# Newfoundland x Great Pyrenees



## bknthesdle

Would that cross make for a good LGD?


----------



## Oregon Julie

Maybe, but not likely. Do your self a big favor and get something that is entirely LGD breeding and preferably from working parents. Even those situations can end up with a dog who doesn't work, but you are stacking the deck in your favor. A bad "LGD" can cost you more then the predators you are trying to protect against.


----------



## KSALguy

would make an awesome pet i would guess, but i would not trust ANY CROSSBRED dog that has NON LGD blood in it for a full time LGD role, even though the Newfundland was not bred as a high agressive prey drive they are still not suited to the LGD life, if for no other reason as Newfys are COMPANIon dogs, if you take a companion dog and stick it outside away from its people bad things can happen due to depression and bordom with the dog, 

LGD's were not bred for companion pet roles, they are ment to stay outside and watch over the herd with very VERY little input from you, this mix is likely to be mildly bipolar at best,


----------



## SFM in KY

Might or might not. Newfs are not a livestock breed or guard breed but were developed as a working dog for fishermen and historically are noted for water rescue and now more companion dogs than anything else.

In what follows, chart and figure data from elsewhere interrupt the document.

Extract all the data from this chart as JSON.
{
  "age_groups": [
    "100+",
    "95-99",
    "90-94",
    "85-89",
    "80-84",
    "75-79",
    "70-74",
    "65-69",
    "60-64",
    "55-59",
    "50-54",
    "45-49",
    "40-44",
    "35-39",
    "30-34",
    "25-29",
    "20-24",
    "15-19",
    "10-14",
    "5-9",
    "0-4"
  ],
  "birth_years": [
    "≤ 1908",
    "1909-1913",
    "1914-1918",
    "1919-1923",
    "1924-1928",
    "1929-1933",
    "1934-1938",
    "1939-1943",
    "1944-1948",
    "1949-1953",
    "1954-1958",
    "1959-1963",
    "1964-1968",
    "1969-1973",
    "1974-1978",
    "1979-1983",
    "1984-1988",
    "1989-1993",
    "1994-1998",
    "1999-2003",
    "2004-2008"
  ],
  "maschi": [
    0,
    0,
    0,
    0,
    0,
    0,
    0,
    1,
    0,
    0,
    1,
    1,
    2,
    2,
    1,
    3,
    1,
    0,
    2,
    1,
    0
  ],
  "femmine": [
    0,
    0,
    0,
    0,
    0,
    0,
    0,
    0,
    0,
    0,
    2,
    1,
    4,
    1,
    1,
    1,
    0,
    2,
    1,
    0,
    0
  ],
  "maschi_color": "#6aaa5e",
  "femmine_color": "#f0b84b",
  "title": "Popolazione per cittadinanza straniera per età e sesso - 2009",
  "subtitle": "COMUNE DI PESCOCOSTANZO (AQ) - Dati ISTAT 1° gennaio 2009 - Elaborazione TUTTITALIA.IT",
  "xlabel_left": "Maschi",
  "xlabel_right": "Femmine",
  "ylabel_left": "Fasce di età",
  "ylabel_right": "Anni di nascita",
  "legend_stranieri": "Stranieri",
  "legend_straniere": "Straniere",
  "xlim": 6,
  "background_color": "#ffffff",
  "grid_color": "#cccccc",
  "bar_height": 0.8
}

The cross could produce a good LGD if the instinct for livestock guarding came through rather than the Newf 'water rescue'/ companion disposition being dominant but in a cross you don't know what you are going to get.


----------



## Barn Yarns

I would also say no. There are lots of LGD's available that are proven livestock dogs.


----------



## wendle

This probably belongs in the Livestock guardian dog forum. To answer your question. The Newfoundland, I believe is related somehow to the Great Pyrenees, so it may very well make a good lgd. Just like any other breed, it will be up to the parent's heritage as to how good the dog will be at it's job. You will be wise to look into what the parents and their parents were used for, and how well they did their job.


----------



## BarbadosSheep

I think a Newfie cross may lack the grit it would take to attack a large predator. I doubt it would hurt the stock, but I don't think it has what it takes to protect. They are just too gentle.


----------



## Ross

I copied this thread to the guard animal forum (where it really belongs) so please check there for more relies too. No problem asking here but not everyone checks for LGD posts on the sheep board.


----------



## Hespa

If you wanted a dog that barked when people came, enjoyed "helping" on the farm, interacting/playing with you, would this cross be good for that type of situation?


----------



## BarbadosSheep

Hespa said:


> If you wanted a dog that barked when people came, enjoyed "helping" on the farm, interacting/playing with you, would this cross be good for that type of situation?


Yes, this cross would probably make a very nice general farm dog and pet. I just dont think it would have the protection drive it needs to take on a predator.


----------